Romney failed to make any headway Feb. 5, when 21 states voted to pick their nominee. That essentially ended his 2008 campaign, but Romney positioned himself for another run.
Being human • Four years later, after a grueling primary season, Romney clinched the 2012 nomination and afterward he appeared to be more comfortable showing the nation a slice of his religious life, largely as a way to humanize the candidate.
It was at the Republican National Convention in Tampa, where Romney's faith went on full display. Ann Romney capped the first night, offering the national television audience the heartfelt story of meeting her husband, rearing their five boys and being diagnosed with multiple sclerosis. She also became the first convention speaker to utter the word "Mormon" and talked of the countless hours Mitt spent helping others.
Mormons Pat and Ted Oparowski came next, bringing the audience to silence as they spoke of son David's diagnosis with non-Hodgkin lymphoma. Romney would visit the 14-year-old in the hospital. Toward the end, David learned that Romney was a lawyer and asked him to write his will. On a yellow legal pad, Romney scrawled out that David's skateboard, model rockets and fishing gear would go to his best friends; his brother would get his treasured Ruger .22 rifle.

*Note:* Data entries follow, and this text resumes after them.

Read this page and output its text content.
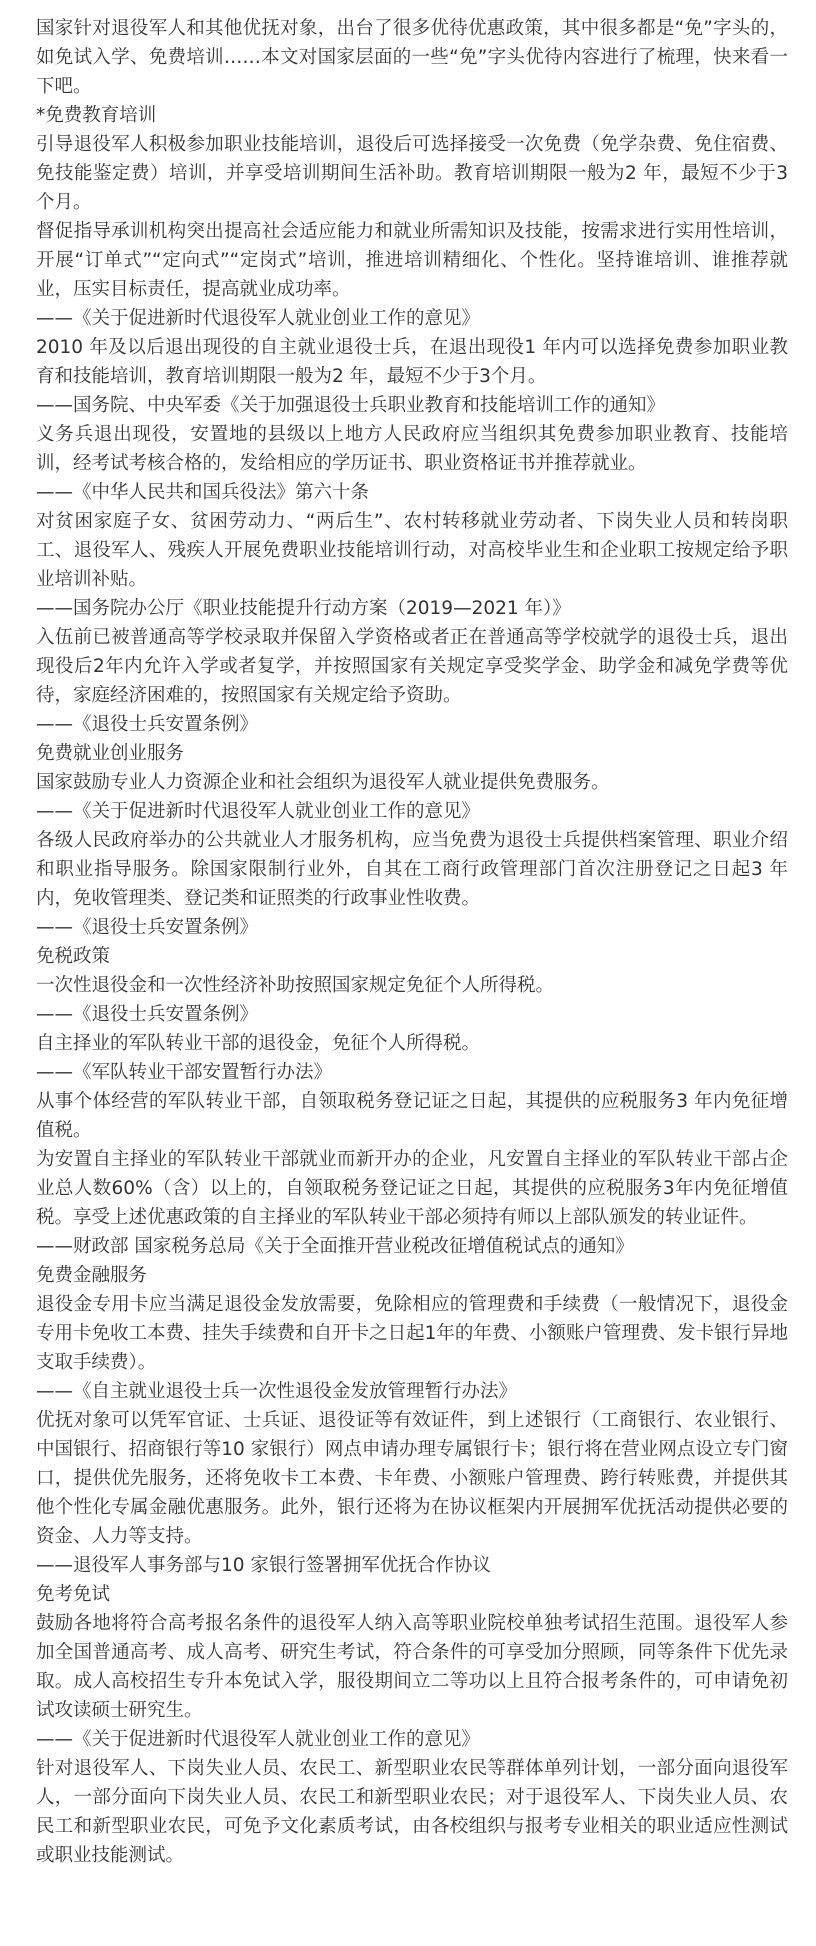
国家针对退役军人和其他优抚对象，出台了很多优待优惠政策，其中很多都是“免”字头的，如免试入学、免费培训……本文对国家层面的一些“免”字头优待内容进行了梳理，快来看一下吧。

*免费教育培训

引导退役军人积极参加职业技能培训，退役后可选择接受一次免费（免学杂费、免住宿费、免技能鉴定费）培训，并享受培训期间生活补助。教育培训期限一般为2 年，最短不少于3 个月。

督促指导承训机构突出提高社会适应能力和就业所需知识及技能，按需求进行实用性培训，开展“订单式”“定向式”“定岗式”培训，推进培训精细化、个性化。坚持谁培训、谁推荐就业，压实目标责任，提高就业成功率。

——《关于促进新时代退役军人就业创业工作的意见》

2010 年及以后退出现役的自主就业退役士兵，在退出现役1 年内可以选择免费参加职业教育和技能培训，教育培训期限一般为2 年，最短不少于3个月。

——国务院、中央军委《关于加强退役士兵职业教育和技能培训工作的通知》

义务兵退出现役，安置地的县级以上地方人民政府应当组织其免费参加职业教育、技能培训，经考试考核合格的，发给相应的学历证书、职业资格证书并推荐就业。

——《中华人民共和国兵役法》第六十条

对贫困家庭子女、贫困劳动力、“两后生”、农村转移就业劳动者、下岗失业人员和转岗职工、退役军人、残疾人开展免费职业技能培训行动，对高校毕业生和企业职工按规定给予职业培训补贴。

——国务院办公厅《职业技能提升行动方案（2019—2021 年）》

入伍前已被普通高等学校录取并保留入学资格或者正在普通高等学校就学的退役士兵，退出现役后2年内允许入学或者复学，并按照国家有关规定享受奖学金、助学金和减免学费等优待，家庭经济困难的，按照国家有关规定给予资助。

——《退役士兵安置条例》

免费就业创业服务

国家鼓励专业人力资源企业和社会组织为退役军人就业提供免费服务。

——《关于促进新时代退役军人就业创业工作的意见》

各级人民政府举办的公共就业人才服务机构，应当免费为退役士兵提供档案管理、职业介绍和职业指导服务。除国家限制行业外，自其在工商行政管理部门首次注册登记之日起3 年内，免收管理类、登记类和证照类的行政事业性收费。

——《退役士兵安置条例》

免税政策

一次性退役金和一次性经济补助按照国家规定免征个人所得税。

——《退役士兵安置条例》

自主择业的军队转业干部的退役金，免征个人所得税。

——《军队转业干部安置暂行办法》

从事个体经营的军队转业干部，自领取税务登记证之日起，其提供的应税服务3 年内免征增值税。

为安置自主择业的军队转业干部就业而新开办的企业，凡安置自主择业的军队转业干部占企业总人数60%（含）以上的，自领取税务登记证之日起，其提供的应税服务3年内免征增值税。享受上述优惠政策的自主择业的军队转业干部必须持有师以上部队颁发的转业证件。

——财政部 国家税务总局《关于全面推开营业税改征增值税试点的通知》

免费金融服务

退役金专用卡应当满足退役金发放需要，免除相应的管理费和手续费（一般情况下，退役金专用卡免收工本费、挂失手续费和自开卡之日起1年的年费、小额账户管理费、发卡银行异地支取手续费）。

——《自主就业退役士兵一次性退役金发放管理暂行办法》

优抚对象可以凭军官证、士兵证、退役证等有效证件，到上述银行（工商银行、农业银行、中国银行、招商银行等10 家银行）网点申请办理专属银行卡；银行将在营业网点设立专门窗口，提供优先服务，还将免收卡工本费、卡年费、小额账户管理费、跨行转账费，并提供其他个性化专属金融优惠服务。此外，银行还将为在协议框架内开展拥军优抚活动提供必要的资金、人力等支持。

——退役军人事务部与10 家银行签署拥军优抚合作协议

免考免试

鼓励各地将符合高考报名条件的退役军人纳入高等职业院校单独考试招生范围。退役军人参加全国普通高考、成人高考、研究生考试，符合条件的可享受加分照顾，同等条件下优先录取。成人高校招生专升本免试入学，服役期间立二等功以上且符合报考条件的，可申请免初试攻读硕士研究生。

——《关于促进新时代退役军人就业创业工作的意见》

针对退役军人、下岗失业人员、农民工、新型职业农民等群体单列计划，一部分面向退役军人，一部分面向下岗失业人员、农民工和新型职业农民；对于退役军人、下岗失业人员、农民工和新型职业农民，可免予文化素质考试，由各校组织与报考专业相关的职业适应性测试或职业技能测试。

"How many men do you know would take the time out of their busy lives to visit a terminally ill 14-year-old and help him settle his affairs?" asked Pat Oparowski. Romney gave David's eulogy as he was buried in his Boy Scout uniform.
The campaign decided not to air the testimonials during prime time, when networks provided wall-to-wall coverage, instead they went with Clint Eastwood and an empty chair.
Despite that blunder, it was heartening for Romney and Mormons everywhere to see their faith in the spotlight in a positive way. Shortly after the convention, the Romneys returned to their Wolfeboro, N.H., home and, on Sunday, the Romney brood piled into the Mormon ward there. J.W. "Bill" Marriott, a hotel magnate and longtime friend of the family, rose to the podium to thank the Romneys.
"There has never been as much positive attention to the church, thanks to the wonderful campaign of Mitt Romney and his family," Marriott said. " ... Today we see the church coming out of obscurity, and we see that 90 percent of what has been written and said … 90 percent of it has been favorable."
Romney's religion came up infrequently in the general election, and while he didn't win the presidency, Romney, with the help of Huntsman, ended any serious talk that a Mormon couldn't be a legitimate contender for the nation's highest office.